General bequest.  Commonly this is a gift of a precise sum of money.  It will not fail, even if there is not sufficient cash to meet the bequest.  For example, "I give $50,000 to my daughter, Mary."  If there is only $2,500 cash in the estate, other assets (real estate property, furniture, etc.) must be sold in order to meet the bequest.


Contingent bequest.  This is a bequest made on condition that a certain event must occur before distribution to the beneficiary.  For example, "I give $50,000 to my son, Joe, provided he obtains a degree before age 30."  A contingent bequest is specific in nature and fails if the condition is not met.  (A contingent bequest is also appropriate if you want to name a secondary beneficiary, in case the primary beneficiary doesn't survive you.)   A sample contingent bequest for Temple of the Goddess could be, “I give $50,000 to the Temple of the Goddess to be applied to purchasing land for a physical temple.”


Residuary bequest.  This is a gift of all the "rest, residue and remainder" of your estate after all other bequests, debts, and taxes have been paid.  For example, you own property worth $500,000, and you intend to give a child $50,000 by specific bequest and leave $450,000 to a spouse or charity through a residuary bequest.  If  debts, taxes, and expenses equal $100,000, there would only be $350,000 left for the surviving spouse or charity.
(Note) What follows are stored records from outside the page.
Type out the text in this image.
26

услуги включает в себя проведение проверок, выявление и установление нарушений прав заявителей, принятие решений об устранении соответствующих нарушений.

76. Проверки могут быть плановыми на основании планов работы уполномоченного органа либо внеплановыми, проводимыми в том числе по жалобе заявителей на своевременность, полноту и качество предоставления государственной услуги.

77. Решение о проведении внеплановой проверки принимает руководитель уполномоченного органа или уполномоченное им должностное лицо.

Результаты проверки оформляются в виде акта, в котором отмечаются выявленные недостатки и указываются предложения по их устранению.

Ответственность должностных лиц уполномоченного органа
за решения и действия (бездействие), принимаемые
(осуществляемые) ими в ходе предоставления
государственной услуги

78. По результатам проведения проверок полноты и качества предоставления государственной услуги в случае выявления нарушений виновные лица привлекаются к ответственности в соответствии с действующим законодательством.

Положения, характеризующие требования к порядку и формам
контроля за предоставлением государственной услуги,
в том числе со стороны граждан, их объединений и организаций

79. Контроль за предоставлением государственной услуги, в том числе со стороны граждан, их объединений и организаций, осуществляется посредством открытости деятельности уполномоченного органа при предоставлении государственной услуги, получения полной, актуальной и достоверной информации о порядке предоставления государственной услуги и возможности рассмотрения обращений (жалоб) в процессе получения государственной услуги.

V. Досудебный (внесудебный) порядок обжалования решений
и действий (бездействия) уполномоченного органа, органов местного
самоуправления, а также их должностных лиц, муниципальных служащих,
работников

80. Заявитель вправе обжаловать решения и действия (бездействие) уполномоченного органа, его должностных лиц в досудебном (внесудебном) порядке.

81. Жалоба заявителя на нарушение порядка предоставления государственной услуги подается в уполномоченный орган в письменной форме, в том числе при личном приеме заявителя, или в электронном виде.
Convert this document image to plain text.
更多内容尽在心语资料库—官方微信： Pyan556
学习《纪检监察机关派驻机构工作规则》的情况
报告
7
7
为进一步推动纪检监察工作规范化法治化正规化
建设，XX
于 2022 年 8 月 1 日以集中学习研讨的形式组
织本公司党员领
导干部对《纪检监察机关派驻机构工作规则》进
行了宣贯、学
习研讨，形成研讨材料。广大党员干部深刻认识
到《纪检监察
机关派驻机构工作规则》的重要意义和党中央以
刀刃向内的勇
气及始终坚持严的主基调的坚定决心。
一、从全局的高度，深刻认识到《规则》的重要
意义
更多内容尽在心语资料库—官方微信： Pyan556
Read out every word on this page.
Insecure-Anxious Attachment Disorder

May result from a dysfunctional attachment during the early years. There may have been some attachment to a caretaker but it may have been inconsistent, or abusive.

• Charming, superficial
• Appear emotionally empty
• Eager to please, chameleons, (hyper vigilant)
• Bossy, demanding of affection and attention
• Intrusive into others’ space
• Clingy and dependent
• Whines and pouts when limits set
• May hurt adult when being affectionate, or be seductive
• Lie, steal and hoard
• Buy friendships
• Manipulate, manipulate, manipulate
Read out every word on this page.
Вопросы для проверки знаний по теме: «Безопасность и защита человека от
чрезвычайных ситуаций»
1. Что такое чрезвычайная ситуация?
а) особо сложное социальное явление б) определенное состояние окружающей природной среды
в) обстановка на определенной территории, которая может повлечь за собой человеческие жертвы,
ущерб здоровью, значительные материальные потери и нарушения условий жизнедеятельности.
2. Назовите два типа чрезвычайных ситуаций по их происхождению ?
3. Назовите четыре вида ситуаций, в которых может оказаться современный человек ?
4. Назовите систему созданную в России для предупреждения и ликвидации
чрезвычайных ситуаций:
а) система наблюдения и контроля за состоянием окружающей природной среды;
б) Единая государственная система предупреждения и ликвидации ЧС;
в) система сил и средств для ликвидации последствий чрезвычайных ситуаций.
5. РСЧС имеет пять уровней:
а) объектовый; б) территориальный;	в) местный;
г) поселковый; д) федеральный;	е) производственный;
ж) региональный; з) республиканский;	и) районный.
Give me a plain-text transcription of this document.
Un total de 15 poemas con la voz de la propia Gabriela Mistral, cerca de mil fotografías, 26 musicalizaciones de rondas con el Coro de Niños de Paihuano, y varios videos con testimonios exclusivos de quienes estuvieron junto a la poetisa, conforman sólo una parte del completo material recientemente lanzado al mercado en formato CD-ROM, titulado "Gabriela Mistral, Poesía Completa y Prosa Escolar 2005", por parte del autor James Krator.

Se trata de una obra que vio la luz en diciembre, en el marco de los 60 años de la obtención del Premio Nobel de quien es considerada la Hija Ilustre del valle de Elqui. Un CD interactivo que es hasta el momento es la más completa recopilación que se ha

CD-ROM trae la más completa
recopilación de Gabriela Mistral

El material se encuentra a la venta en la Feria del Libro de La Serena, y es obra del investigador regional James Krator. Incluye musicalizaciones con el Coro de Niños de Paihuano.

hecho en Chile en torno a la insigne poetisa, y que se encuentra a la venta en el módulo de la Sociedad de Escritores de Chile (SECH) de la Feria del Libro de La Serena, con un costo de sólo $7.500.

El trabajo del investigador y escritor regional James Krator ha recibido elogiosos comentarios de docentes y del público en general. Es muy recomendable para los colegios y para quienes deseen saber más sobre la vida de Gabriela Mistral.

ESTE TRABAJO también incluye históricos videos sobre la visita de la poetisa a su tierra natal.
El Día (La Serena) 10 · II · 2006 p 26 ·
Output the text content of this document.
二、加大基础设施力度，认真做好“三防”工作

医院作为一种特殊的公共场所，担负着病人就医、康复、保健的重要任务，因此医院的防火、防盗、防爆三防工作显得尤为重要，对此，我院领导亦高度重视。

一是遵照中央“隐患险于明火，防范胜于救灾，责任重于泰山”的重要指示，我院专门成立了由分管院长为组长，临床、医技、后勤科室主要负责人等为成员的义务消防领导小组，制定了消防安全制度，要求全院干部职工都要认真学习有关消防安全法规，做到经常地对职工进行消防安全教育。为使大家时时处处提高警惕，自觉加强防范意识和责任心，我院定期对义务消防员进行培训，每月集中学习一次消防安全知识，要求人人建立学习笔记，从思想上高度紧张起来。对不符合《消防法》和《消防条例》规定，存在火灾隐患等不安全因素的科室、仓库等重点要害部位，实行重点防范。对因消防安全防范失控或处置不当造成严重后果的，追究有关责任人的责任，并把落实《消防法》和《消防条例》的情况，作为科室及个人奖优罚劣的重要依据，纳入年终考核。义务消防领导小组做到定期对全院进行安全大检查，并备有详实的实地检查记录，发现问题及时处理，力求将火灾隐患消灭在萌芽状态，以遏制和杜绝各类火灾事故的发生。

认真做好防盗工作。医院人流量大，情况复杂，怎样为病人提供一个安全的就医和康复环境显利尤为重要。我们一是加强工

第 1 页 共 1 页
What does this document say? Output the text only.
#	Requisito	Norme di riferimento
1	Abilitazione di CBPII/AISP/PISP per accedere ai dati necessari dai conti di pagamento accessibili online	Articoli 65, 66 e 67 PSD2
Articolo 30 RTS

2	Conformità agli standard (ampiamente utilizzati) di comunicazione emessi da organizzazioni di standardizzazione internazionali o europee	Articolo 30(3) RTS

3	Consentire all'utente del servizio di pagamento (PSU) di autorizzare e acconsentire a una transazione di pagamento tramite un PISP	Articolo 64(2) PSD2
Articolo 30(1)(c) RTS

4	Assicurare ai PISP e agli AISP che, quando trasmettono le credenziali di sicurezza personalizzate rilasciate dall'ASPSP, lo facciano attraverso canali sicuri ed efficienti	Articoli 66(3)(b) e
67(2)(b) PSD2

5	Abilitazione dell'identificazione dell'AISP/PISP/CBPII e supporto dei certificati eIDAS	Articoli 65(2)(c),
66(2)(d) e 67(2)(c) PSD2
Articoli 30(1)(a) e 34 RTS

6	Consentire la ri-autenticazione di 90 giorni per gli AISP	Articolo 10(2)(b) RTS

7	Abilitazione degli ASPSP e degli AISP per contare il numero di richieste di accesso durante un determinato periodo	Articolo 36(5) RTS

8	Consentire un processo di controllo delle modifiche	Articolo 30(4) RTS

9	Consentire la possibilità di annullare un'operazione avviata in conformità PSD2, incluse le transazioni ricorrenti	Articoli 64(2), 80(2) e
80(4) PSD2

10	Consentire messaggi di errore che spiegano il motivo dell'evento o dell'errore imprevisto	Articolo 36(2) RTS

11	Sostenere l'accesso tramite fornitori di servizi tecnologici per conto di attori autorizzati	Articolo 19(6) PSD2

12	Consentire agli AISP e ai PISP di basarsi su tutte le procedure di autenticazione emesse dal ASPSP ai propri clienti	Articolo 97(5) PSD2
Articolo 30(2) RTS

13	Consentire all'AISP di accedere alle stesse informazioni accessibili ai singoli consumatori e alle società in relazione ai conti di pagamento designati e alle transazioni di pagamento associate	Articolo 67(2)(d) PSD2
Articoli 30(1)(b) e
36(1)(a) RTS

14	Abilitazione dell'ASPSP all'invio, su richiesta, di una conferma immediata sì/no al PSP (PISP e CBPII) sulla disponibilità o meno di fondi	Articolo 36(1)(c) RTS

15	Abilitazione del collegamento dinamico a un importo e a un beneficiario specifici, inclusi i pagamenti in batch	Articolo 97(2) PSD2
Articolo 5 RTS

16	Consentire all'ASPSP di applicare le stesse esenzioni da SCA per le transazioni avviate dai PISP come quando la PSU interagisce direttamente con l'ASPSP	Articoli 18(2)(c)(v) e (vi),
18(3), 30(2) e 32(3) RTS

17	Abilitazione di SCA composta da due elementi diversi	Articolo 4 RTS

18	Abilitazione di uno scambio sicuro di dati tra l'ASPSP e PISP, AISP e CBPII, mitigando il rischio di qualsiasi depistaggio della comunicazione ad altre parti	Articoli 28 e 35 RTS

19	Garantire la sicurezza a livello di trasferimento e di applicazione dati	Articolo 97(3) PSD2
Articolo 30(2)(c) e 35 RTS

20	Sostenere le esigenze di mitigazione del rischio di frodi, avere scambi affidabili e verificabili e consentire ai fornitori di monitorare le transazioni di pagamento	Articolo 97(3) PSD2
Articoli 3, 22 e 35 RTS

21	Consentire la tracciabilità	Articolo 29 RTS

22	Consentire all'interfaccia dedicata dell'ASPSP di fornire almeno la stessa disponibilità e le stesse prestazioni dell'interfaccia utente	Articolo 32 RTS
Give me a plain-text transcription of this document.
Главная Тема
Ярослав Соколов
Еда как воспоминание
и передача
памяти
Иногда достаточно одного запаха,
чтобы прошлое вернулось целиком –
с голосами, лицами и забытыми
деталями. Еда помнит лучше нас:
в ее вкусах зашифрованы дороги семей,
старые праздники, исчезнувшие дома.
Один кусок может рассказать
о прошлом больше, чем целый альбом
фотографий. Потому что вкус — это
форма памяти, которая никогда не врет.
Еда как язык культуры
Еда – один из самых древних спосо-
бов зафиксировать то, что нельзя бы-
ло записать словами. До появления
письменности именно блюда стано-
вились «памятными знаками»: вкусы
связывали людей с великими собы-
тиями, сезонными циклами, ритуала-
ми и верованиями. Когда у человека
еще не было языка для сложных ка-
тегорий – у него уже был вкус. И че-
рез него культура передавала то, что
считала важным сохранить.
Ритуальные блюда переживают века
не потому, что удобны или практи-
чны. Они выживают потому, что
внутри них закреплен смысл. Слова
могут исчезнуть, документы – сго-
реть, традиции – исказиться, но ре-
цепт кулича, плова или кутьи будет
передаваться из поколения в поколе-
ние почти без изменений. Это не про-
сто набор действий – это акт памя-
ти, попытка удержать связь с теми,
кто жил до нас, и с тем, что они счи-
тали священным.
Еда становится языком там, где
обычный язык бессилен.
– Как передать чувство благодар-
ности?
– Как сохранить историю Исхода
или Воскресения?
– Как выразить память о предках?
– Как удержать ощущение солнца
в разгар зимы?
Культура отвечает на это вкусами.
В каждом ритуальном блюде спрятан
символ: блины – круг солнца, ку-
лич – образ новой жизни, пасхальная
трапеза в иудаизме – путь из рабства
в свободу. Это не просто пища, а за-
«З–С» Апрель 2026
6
These remaining four methods of bequests are special considerations when you plan a charitable bequest to help support the mission of Temple of the Goddess.


Unrestricted bequest.  This is a gift for general purposes, to be used at the discretion of our Board of Directors.  This type of gift, without attached conditions, is frequently the most useful, as it allows us to determine the wisest and most direct need for the funds at the time of receipt.


Restricted bequest.  This type of gift allows you to specify how the funds are to be used.  Perhaps you have a special purpose or project in mind.  For instance, Youth Programs, Real Estate Fund, or subsidizing art projects such as Goddess documentaries.  If so, it's best to consult us when you make your will to be certain your intent can be carried out.


Honorary or memorial bequest.  This is a gift given "in honor of" or "in memory of" someone.  We are pleased to honor your request and have many ways to grant appropriate recognition.


Endowed bequest.  This bequest allows you to restrict the principal of your gift, requiring Temple of the Goddess to hold the funds permanently and use only the investment income they generate.  Creating an endowment in this manner means that your gift will continue endowing Temple of the Goddess indefinitely.


Again, a reminder–if you choose to leave a bequest to Temple of the Goddess, please let us know.  We would love to honor your generosity personally.


Note:  The information on this site is not intended as legal, tax, or investment advice. For such advice, please consult your legal, accounting, or other professional advisors to confirm the accuracy and applicability of information and current IRS regulations governing non-cash charitable contributions.